I might add, though, that evolution seems to proceed in terms of punctuated quasi-equilibria.
There are gradual changes over long periods interlaced by bursts of evolutionary activity -
a kind of biological revolutions.
I think that's true, but I think it's important to emphasize that even in those instances where evolution "surges" forward, it is still a process that takes amounts of time that are nigh-incomprehensible to our human minds. Even the Cambrian Explosion and other massive speciation and cladogenesis events took tens of millions of years. So even if these are "bursts" of speed relative to the equilibrium rate of stable population evolution, they are still incredibly slow. I don't think it's proper to confuse the situation by underemphasizing the core principle of very slow change over very long periods of time.
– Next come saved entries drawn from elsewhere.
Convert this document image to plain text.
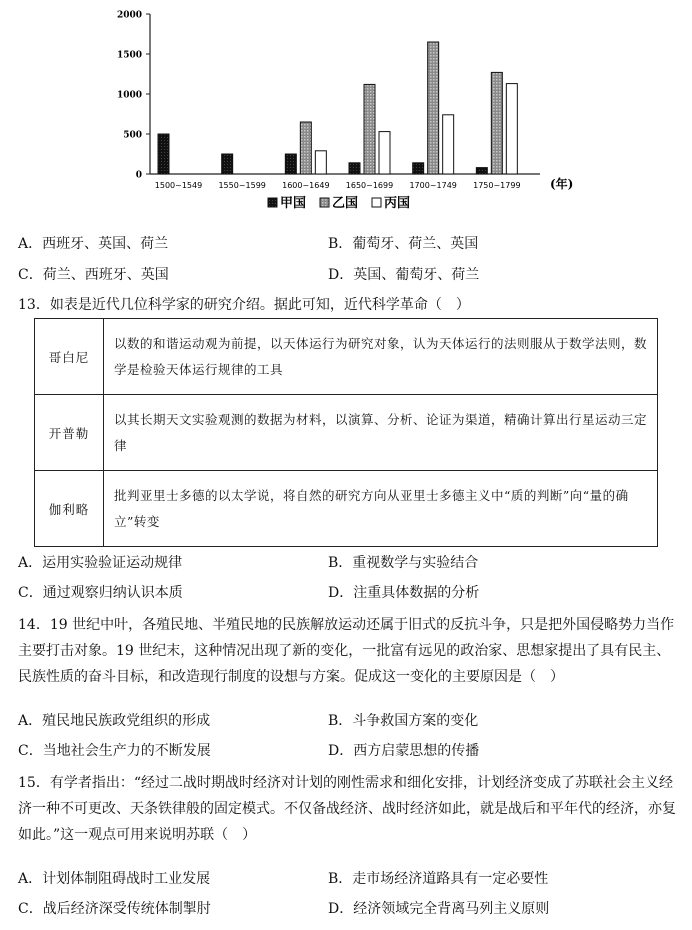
0
500
1000
1500
2000
1500~1549 1550~1599 1600~1649 1650~1699 1700~1749 1750~1799 (年)
甲国 乙国 丙国
A．西班牙、英国、荷兰	B．葡萄牙、荷兰、英国
C．荷兰、西班牙、英国	D．英国、葡萄牙、荷兰
13．如表是近代几位科学家的研究介绍。据此可知，近代科学革命（　）
哥白尼	以数的和谐运动观为前提，以天体运行为研究对象，认为天体运行的法则服从于数学法则，数学是检验天体运行规律的工具
开普勒	以其长期天文实验观测的数据为材料，以演算、分析、论证为渠道，精确计算出行星运动三定律
伽利略	批判亚里士多德的以太学说，将自然的研究方向从亚里士多德主义中“质的判断”向“量的确立”转变
A．运用实验验证运动规律	B．重视数学与实验结合
C．通过观察归纳认识本质	D．注重具体数据的分析
14．19 世纪中叶，各殖民地、半殖民地的民族解放运动还属于旧式的反抗斗争，只是把外国侵略势力当作主要打击对象。19 世纪末，这种情况出现了新的变化，一批富有远见的政治家、思想家提出了具有民主、民族性质的奋斗目标，和改造现行制度的设想与方案。促成这一变化的主要原因是（　）
A．殖民地民族政党组织的形成	B．斗争救国方案的变化
C．当地社会生产力的不断发展	D．西方启蒙思想的传播
15．有学者指出：“经过二战时期战时经济对计划的刚性需求和细化安排，计划经济变成了苏联社会主义经济一种不可更改、天条铁律般的固定模式。不仅备战经济、战时经济如此，就是战后和平年代的经济，亦复如此。”这一观点可用来说明苏联（　）
A．计划体制阻碍战时工业发展	B．走市场经济道路具有一定必要性
C．战后经济深受传统体制掣肘	D．经济领域完全背离马列主义原则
Personally, I doubt that the rates of generational variation - the amount by which offspring differ from their parents - is any different in populations undergoing the "punctuated" phenomenon as compared to those in "equilibrium." It's unlikely that mutation rates alter much. Instead, I think segregation causes allele frequencies to change because groups are separated or the "middle ground" (the most common phenotype, assuming bell-curve distribution of traits) suddenly becomes less advantageous than the extremes. So it's not that evolution is moving any "faster" or that genetic changes occur more frequently, but rather that populations show a fast divergence of various allele frequencies, caused by sudden changes in environment that either separate groups that have different alleles by chance or wipe out a large swath of the population relatively quickly, leaving a different concentration of alleles in its wake.
I would argue that punctuated equilibrium illustrates not differing rates of evolution, but rather differently aggressive selection pressures on populations. High disruption of a population and/or its ecosystem causes a situation where alleles are more aggressively selected, which can rapidly deviate the allele concentration from its stable equilibrium, leading to an illusion of more rapidly-changing species. Large, evolutionary events like the Cambrian Explosion are caused not by all the surviving genetic lines suddenly gaining the ability to more rapidly mutate and change only to give up the ability when "stability" returns, but by harsh reductions of existing populations to fractions of their original size and components, drastically changing the most common traits in the remaining populations. These changes across the ecosystem or planet have the effect of shuffling the niches different organisms occupy, which changes the selection pressures, leading to new evolutionary developments. Millions of years later, the Earth can obviously look very different.